The current dataset is structured like so:

```
- Images/
  - n02110185-Siberian_husky
    + n02110185_184.jpg
    + ...
    + ...
```

(I also don't see german shorthair in this list. Oh well!)

So, basically, I need to split the images up such that `ImageDataBunch.from(folder)` can understand it.
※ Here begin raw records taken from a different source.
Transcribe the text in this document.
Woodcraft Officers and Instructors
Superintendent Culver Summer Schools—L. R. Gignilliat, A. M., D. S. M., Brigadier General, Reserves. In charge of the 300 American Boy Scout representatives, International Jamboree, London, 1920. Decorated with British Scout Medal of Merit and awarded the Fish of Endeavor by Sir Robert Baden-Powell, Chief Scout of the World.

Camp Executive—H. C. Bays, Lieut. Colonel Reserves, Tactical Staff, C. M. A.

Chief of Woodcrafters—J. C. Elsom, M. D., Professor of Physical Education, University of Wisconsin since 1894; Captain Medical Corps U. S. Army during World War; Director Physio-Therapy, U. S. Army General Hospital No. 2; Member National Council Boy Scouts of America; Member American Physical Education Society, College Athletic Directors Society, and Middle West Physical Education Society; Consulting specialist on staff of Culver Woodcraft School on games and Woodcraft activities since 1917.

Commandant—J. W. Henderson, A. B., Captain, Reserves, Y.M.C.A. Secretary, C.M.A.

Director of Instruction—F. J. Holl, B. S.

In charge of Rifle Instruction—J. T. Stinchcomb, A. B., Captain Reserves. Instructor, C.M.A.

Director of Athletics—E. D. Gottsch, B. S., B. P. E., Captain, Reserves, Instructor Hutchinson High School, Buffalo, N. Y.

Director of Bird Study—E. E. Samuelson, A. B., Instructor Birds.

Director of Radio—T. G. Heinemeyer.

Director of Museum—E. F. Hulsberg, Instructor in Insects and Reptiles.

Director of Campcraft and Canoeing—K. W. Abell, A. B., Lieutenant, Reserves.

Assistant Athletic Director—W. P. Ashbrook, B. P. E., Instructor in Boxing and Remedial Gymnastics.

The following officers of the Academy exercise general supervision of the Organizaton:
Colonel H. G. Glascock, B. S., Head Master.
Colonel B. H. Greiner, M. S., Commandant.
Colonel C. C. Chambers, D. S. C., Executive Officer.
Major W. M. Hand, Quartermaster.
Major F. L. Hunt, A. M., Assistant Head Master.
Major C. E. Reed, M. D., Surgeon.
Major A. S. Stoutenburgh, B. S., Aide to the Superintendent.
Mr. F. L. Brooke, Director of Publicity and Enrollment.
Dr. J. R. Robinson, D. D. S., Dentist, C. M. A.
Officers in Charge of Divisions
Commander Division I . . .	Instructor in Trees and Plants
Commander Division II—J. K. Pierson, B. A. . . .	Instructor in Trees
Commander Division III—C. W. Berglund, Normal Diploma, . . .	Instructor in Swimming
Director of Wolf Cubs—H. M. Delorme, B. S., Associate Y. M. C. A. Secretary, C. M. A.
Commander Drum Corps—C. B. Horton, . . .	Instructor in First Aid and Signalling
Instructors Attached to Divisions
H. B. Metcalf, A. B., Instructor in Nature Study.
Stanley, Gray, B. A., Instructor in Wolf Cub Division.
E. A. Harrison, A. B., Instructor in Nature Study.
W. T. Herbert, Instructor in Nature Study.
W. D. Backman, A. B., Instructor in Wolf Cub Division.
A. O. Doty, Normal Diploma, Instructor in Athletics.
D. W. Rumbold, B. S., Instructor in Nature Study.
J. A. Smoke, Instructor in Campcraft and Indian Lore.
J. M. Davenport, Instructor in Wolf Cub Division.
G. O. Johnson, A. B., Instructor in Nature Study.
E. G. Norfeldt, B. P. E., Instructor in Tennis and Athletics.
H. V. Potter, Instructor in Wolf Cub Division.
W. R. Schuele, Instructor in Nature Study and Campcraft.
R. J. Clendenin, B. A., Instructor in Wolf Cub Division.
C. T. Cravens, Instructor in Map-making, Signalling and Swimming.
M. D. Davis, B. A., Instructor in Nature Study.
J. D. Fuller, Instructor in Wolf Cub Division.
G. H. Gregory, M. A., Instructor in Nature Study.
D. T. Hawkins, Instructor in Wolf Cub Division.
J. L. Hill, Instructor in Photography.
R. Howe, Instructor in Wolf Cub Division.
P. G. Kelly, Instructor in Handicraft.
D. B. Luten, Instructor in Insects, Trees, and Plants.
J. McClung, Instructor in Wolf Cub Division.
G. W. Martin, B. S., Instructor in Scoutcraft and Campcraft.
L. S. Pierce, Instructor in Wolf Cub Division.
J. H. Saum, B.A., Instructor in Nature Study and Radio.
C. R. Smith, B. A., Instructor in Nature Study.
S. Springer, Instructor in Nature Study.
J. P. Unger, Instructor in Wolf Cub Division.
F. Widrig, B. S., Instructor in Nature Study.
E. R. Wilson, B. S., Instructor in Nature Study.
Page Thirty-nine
Like the following:

```
path\
  train\
    clas1\
    clas2\
    ...
  valid\
    clas1\
    clas2\
    ...
  test\
  ```
  
I recently read that people tend to use 50% to 90% for training and the rest for validation.
  
training data  | .      | .      | .      | test data
-------------- |--------|--------|--------|-----------
fold 1         | fold 2 | fold 3 | fold 4 | fold 5

I'll use folds 1-4 for training, fold 4 for validation and fold 5 for testing.

So I need a script that, for each dog folder, moves 60% of the images to `train/`, 20% to `valid` and 20% to `test`. While I'm at it I'll normalize the directory names to get better class names. (They're all over the place in terms of lower- and upper-case.)